The Makefile defines the tasks that can be executed. It also helps with setting the current user and group ID numbrs so that the user can appear as themselves when using the container. The user however can override any of the environment variables used in the Docker Compose YAML using make <task> <VAR1>=<value1> <VAR2>=<value2>. Here, the docker-compose commands are used with arguments so that the user does not need to remember how to use Docker commands, and instead can just use:

  • make build: build the image. The docker-compose command points to the YAML from before and specifies buildling the build-env service.
  • make dev: deploy the container and start up a terminal session within the container.
    • Pointing to the same YAML as before, this tine dev-env is the service requested, and that is where all the other variables come into play.
    • --service-ports allows the container port to be exposed.
    • bash -c "cd;bash" is the workaround to immediately start off in the user home directory. If only bash was used, the user would start off in the last working directory of the build process. The /etc/passwd file that was bounded from before helps with getting to the correct user home directory.

A Note on TensorFlow VRAM

TensorFlow by default allocates the entire GPU VRAM, which does not allow having multiple users on the same GPU and prevents from using PyTorch at the same time. Enabling memory growth will allow for this.
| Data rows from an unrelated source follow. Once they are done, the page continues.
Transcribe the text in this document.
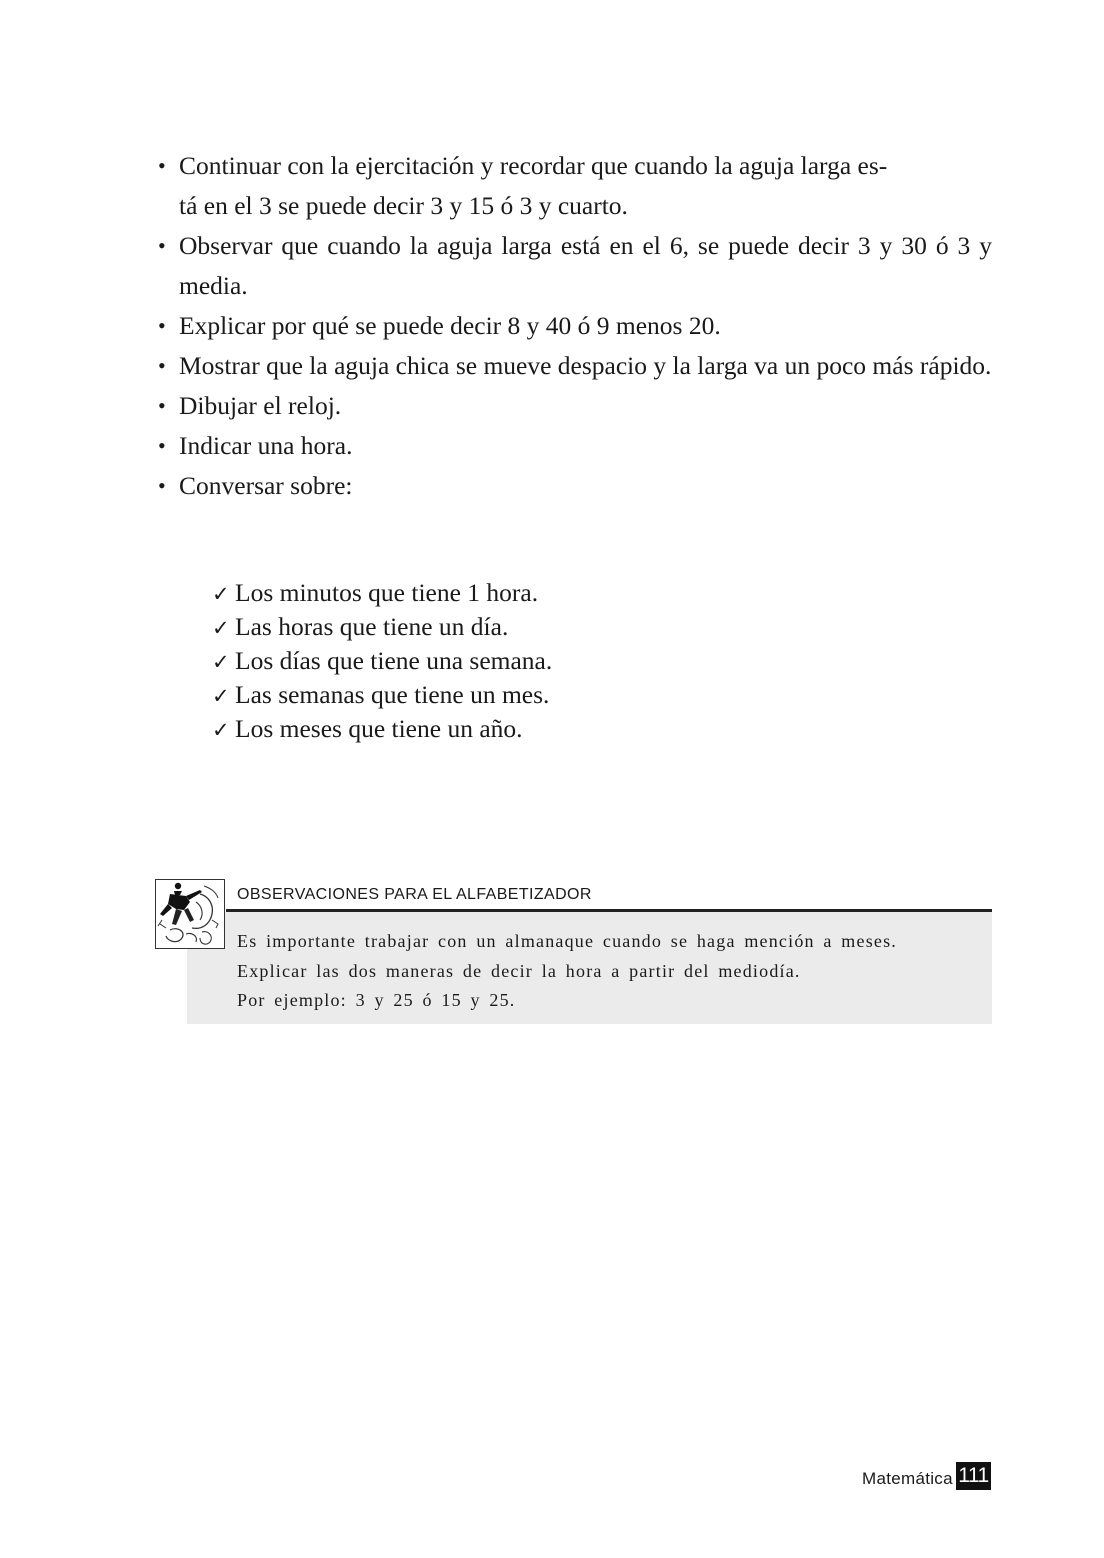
• Continuar con la ejercitación y recordar que cuando la aguja larga es-
tá en el 3 se puede decir 3 y 15 ó 3 y cuarto.
• Observar que cuando la aguja larga está en el 6, se puede decir 3 y 30 ó 3 y media.
• Explicar por qué se puede decir 8 y 40 ó 9 menos 20.
• Mostrar que la aguja chica se mueve despacio y la larga va un poco más rápido.
• Dibujar el reloj.
• Indicar una hora.
• Conversar sobre:
✓ Los minutos que tiene 1 hora.
✓ Las horas que tiene un día.
✓ Los días que tiene una semana.
✓ Las semanas que tiene un mes.
✓ Los meses que tiene un año.
OBSERVACIONES PARA EL ALFABETIZADOR
Es importante trabajar con un almanaque cuando se haga mención a meses.
Explicar las dos maneras de decir la hora a partir del mediodía.
Por ejemplo: 3 y 25 ó 15 y 25.
Matemática 111
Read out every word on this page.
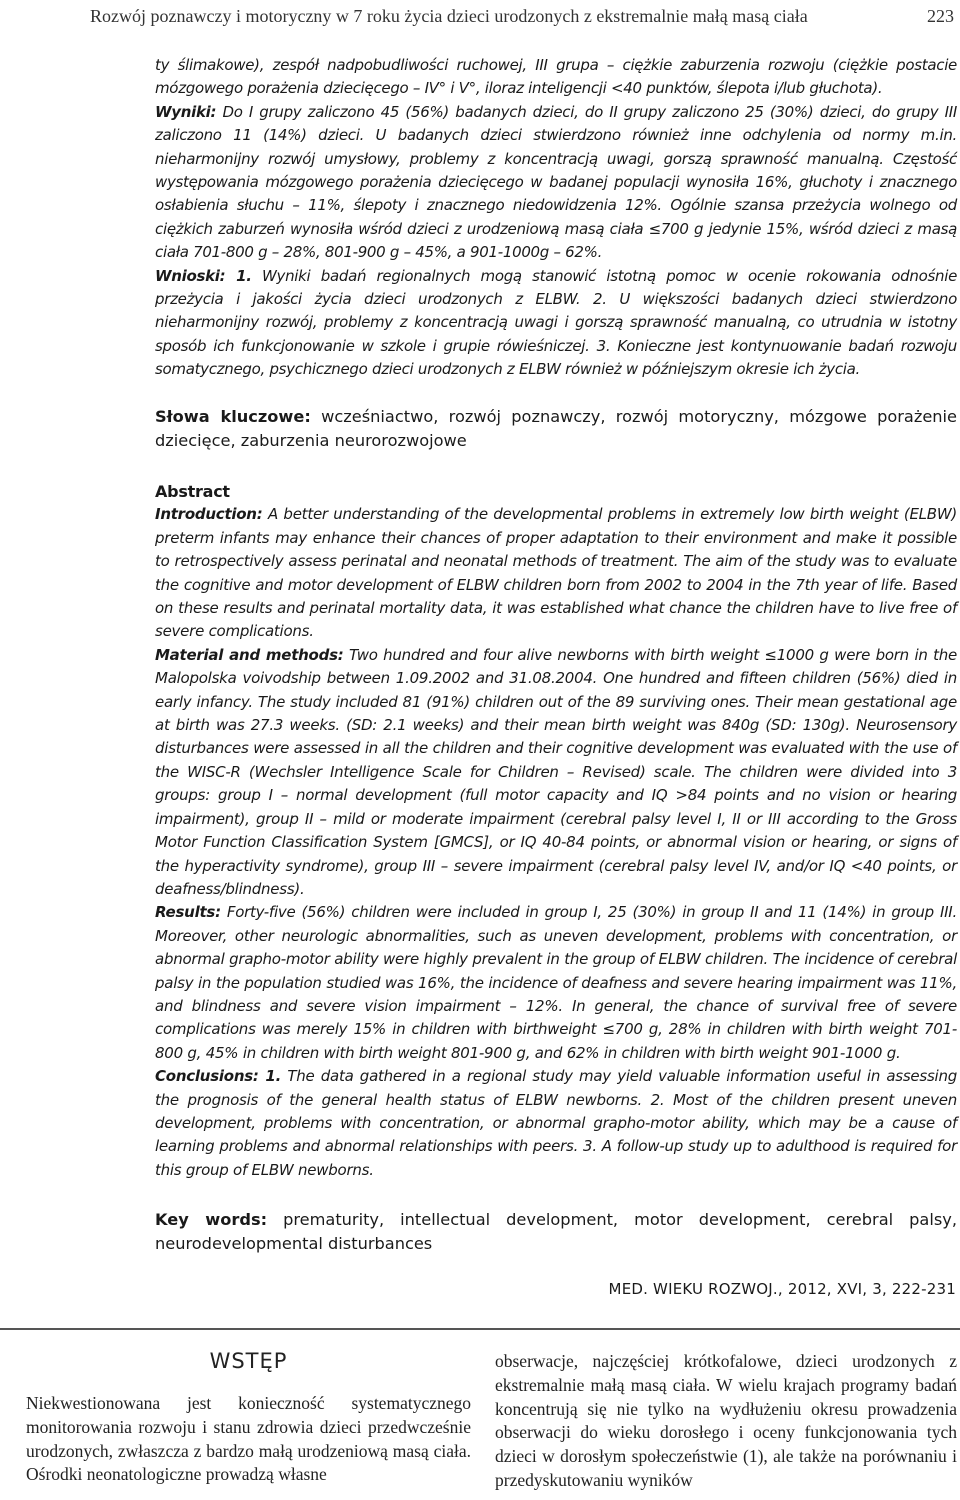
Rozwój poznawczy i motoryczny w 7 roku życia dzieci urodzonych z ekstremalnie małą masą ciała	223
ty ślimakowe), zespół nadpobudliwości ruchowej, III grupa – ciężkie zaburzenia rozwoju (ciężkie postacie mózgowego porażenia dziecięcego – IV° i V°, iloraz inteligencji <40 punktów, ślepota i/lub głuchota).
Wyniki: Do I grupy zaliczono 45 (56%) badanych dzieci, do II grupy zaliczono 25 (30%) dzieci, do grupy III zaliczono 11 (14%) dzieci. U badanych dzieci stwierdzono również inne odchylenia od normy m.in. nieharmonijny rozwój umysłowy, problemy z koncentracją uwagi, gorszą sprawność manualną. Częstość występowania mózgowego porażenia dziecięcego w badanej populacji wynosiła 16%, głuchoty i znacznego osłabienia słuchu – 11%, ślepoty i znacznego niedowidzenia 12%. Ogólnie szansa przeżycia wolnego od ciężkich zaburzeń wynosiła wśród dzieci z urodzeniową masą ciała ≤700 g jedynie 15%, wśród dzieci z masą ciała 701-800 g – 28%, 801-900 g – 45%, a 901-1000g – 62%.
Wnioski: 1. Wyniki badań regionalnych mogą stanowić istotną pomoc w ocenie rokowania odnośnie przeżycia i jakości życia dzieci urodzonych z ELBW. 2. U większości badanych dzieci stwierdzono nieharmonijny rozwój, problemy z koncentracją uwagi i gorszą sprawność manualną, co utrudnia w istotny sposób ich funkcjonowanie w szkole i grupie rówieśniczej. 3. Konieczne jest kontynuowanie badań rozwoju somatycznego, psychicznego dzieci urodzonych z ELBW również w późniejszym okresie ich życia.
Słowa kluczowe: wcześniactwo, rozwój poznawczy, rozwój motoryczny, mózgowe porażenie dziecięce, zaburzenia neurorozwojowe
Abstract
Introduction: A better understanding of the developmental problems in extremely low birth weight (ELBW) preterm infants may enhance their chances of proper adaptation to their environment and make it possible to retrospectively assess perinatal and neonatal methods of treatment. The aim of the study was to evaluate the cognitive and motor development of ELBW children born from 2002 to 2004 in the 7th year of life. Based on these results and perinatal mortality data, it was established what chance the children have to live free of severe complications.
Material and methods: Two hundred and four alive newborns with birth weight ≤1000 g were born in the Malopolska voivodship between 1.09.2002 and 31.08.2004. One hundred and fifteen children (56%) died in early infancy. The study included 81 (91%) children out of the 89 surviving ones. Their mean gestational age at birth was 27.3 weeks. (SD: 2.1 weeks) and their mean birth weight was 840g (SD: 130g). Neurosensory disturbances were assessed in all the children and their cognitive development was evaluated with the use of the WISC-R (Wechsler Intelligence Scale for Children – Revised) scale. The children were divided into 3 groups: group I – normal development (full motor capacity and IQ >84 points and no vision or hearing impairment), group II – mild or moderate impairment (cerebral palsy level I, II or III according to the Gross Motor Function Classification System [GMCS], or IQ 40-84 points, or abnormal vision or hearing, or signs of the hyperactivity syndrome), group III – severe impairment (cerebral palsy level IV, and/or IQ <40 points, or deafness/blindness).
Results: Forty-five (56%) children were included in group I, 25 (30%) in group II and 11 (14%) in group III. Moreover, other neurologic abnormalities, such as uneven development, problems with concentration, or abnormal grapho-motor ability were highly prevalent in the group of ELBW children. The incidence of cerebral palsy in the population studied was 16%, the incidence of deafness and severe hearing impairment was 11%, and blindness and severe vision impairment – 12%. In general, the chance of survival free of severe complications was merely 15% in children with birthweight ≤700 g, 28% in children with birth weight 701-800 g, 45% in children with birth weight 801-900 g, and 62% in children with birth weight 901-1000 g.
Conclusions: 1. The data gathered in a regional study may yield valuable information useful in assessing the prognosis of the general health status of ELBW newborns. 2. Most of the children present uneven development, problems with concentration, or abnormal grapho-motor ability, which may be a cause of learning problems and abnormal relationships with peers. 3. A follow-up study up to adulthood is required for this group of ELBW newborns.
Key words: prematurity, intellectual development, motor development, cerebral palsy, neurodevelopmental disturbances
MED. WIEKU ROZWOJ., 2012, XVI, 3, 222-231
WSTĘP
Niekwestionowana jest konieczność systematycznego monitorowania rozwoju i stanu zdrowia dzieci przedwcześnie urodzonych, zwłaszcza z bardzo małą urodzeniową masą ciała. Ośrodki neonatologiczne prowadzą własne
obserwacje, najczęściej krótkofalowe, dzieci urodzonych z ekstremalnie małą masą ciała. W wielu krajach programy badań koncentrują się nie tylko na wydłużeniu okresu prowadzenia obserwacji do wieku dorosłego i oceny funkcjonowania tych dzieci w dorosłym społeczeństwie (1), ale także na porównaniu i przedyskutowaniu wyników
To do this, the below should be run after importing TensorFlow, before anything else from TF is imported:

gpu_list = tf.config.list_physical_devices('GPU')
for gpu in gpu_list:
    try:
        tf.config.experimental.set_memory_growth(gpu, True)
    except Exception as e:
        print(f"Unable to enable memory growth for {gpu}. Error: {e}")

Hope this helps! May the New Year be free of environmental inconsistencies and CUDA problems!